Our weekend away was perfect and deeply needed.
White Pine Camp is exactly that—a camp tucked way back in the forest, surrounded by towering pines and snow this time of year. It’s eerily quiet in the best way. No TV. A gas fireplace for entertainment. And the realization that a tiny space can be more than sufficient for living.
I took pictures of the night sky. I enjoyed moments without time constraints or anyone else’s needs beyond my own and Nick’s. All of it made possible by the two eldest daughters and their collaboration with our teens—something I don’t take lightly.
Life, of course, speeds right back up when we return.

Evelyn is sitting next to me now, playing with Play-Doh, trying to slow down from a busy morning of running around for things that aren’t for us. Nick was off yesterday, which gave us a gentle reset after the weekend. We came back on Sunday and hit the ground running—teenagers, toddler, routines, and of course the Super Bowl. Yesterday slowed again. Today, it’s back into the usual nonsense.
It’s school vacation week, which means the familiar game of what creative interpretation of plain legal language is going to show up this time? Someone trying to stomp into my valley—thankfully Nick isn’t allowing giants to roam freely. Some days it feels less like a giant and more like an overenthusiastic orangutan swinging its oversized arms wildly and knocking into things that aren’t theirs. Annoying, occasionally laughable, but still disruptive.
What’s stayed with me most this week isn’t irritation, though. It’s clarity.
I’ve been thinking a lot about peace—about how some people protect it quietly and fiercely. How cutting out noise isn’t avoidance; it’s intention. It’s choosing what gets access to your time, energy, and inner world.
That perspective shifted something in me.
I noticed myself second-guessing how much I share and how I share it. Not because anyone asked me to change. Simply because awareness changes things. And sometimes awareness brings a wobble before it finds its balance.
This is where my “shadow work” comes in.
Not in a clinical sense. Not as a label. Just the simple act of noticing the parts of me that learned to stay alert, to stay in control, to anticipate disruption before it happens. Those parts didn’t come from nowhere—they were built as survival tools. They helped me navigate life when things felt unpredictable.
Shadow work, for me, is learning when those tools are still useful—and when I can gently set them down. How, what, and when I write are times I set them down.
It’s not about fixing myself.
It’s about meeting myself with curiosity instead of judgment.
About understanding why certain reactions exist, rather than fighting them.
When those parts are acknowledged, they don’t run the show anymore.
Things I’ve learned over this last week or so:
I do like a slower pace of life.
I hold on to control as a form of safety.

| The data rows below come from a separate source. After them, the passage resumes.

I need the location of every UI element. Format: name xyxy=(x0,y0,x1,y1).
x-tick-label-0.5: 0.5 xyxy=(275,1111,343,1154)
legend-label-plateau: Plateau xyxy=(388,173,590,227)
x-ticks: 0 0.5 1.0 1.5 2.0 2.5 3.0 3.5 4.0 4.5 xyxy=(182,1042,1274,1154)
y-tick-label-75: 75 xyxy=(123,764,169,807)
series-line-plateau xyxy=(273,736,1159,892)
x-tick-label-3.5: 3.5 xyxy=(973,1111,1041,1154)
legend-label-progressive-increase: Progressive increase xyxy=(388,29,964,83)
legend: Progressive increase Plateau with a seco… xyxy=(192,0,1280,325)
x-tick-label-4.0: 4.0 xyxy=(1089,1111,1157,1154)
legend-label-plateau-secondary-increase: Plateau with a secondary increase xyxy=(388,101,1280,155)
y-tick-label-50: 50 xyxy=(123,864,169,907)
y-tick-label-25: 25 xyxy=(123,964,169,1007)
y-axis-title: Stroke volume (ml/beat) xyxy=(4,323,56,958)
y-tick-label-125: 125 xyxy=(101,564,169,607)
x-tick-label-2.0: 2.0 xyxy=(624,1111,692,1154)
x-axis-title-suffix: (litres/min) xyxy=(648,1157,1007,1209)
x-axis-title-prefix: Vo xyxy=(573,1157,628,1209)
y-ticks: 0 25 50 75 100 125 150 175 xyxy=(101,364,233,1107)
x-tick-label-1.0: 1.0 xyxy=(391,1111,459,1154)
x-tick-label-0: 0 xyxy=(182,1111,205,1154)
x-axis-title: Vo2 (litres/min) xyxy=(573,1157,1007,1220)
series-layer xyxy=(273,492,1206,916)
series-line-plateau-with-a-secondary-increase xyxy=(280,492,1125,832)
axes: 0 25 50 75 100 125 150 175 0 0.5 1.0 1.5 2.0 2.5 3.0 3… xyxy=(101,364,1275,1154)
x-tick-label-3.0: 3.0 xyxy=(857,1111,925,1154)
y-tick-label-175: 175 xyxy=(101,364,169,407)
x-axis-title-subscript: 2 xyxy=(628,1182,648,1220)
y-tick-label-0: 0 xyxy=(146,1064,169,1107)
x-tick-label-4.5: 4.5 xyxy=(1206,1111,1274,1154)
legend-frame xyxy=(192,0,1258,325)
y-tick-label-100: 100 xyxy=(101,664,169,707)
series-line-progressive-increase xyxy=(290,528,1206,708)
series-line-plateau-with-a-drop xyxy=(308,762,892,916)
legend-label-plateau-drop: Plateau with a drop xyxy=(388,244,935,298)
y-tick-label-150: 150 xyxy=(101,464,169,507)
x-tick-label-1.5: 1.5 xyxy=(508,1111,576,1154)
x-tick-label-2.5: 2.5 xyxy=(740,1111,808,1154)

Parents are people too, shaped by their own histories.
Not everything is personal.
And sometimes people think they know you based on what you’ve shared—until their perception teaches you something new about yourself.
You start to see what you want to change.
What you already have changed.
And what exists perfectly fine as is.
I am not too much.
I am not too little.
Life can be chaotic—but that’s where I still have choices. And peace? I know now it’s within my grasp. I just need to grab it—and hold it closer.
A close friend reminded me that writing about my experience—especially with family—is part of my freeing journey. Words have impact, and I know that release can sometimes brush up against discomfort. That isn’t my intention, but it is part of the truth. I’ve carried hurt quietly for a long time, and this is one of the ways I’m learning to let it go. Not to place blame, but to ask forgiveness of myself for all the moments I stayed small to keep the peace.
I am actively working on forgiveness for myself, allowance for myself, and acknowledging the parts of me that are healing. I realize this method of communication—writing rather than direct conversation—stems from a place of feeling that I am “too much,” and that the only room large enough to hold my expression is the page. If that hurts people because I am not coming out directly to them, I apologize. It is not an act of exclusion, but of survival.
I write because it feels safer to do so. If my words help someone else feel safe, I take pride in that. If they offer insight into where I am on this journey, I own that too. This writing comes from a place of growth, not grievance—shadow work, for me, is simply learning how to hold my inner world with more care while honoring the way others hold theirs.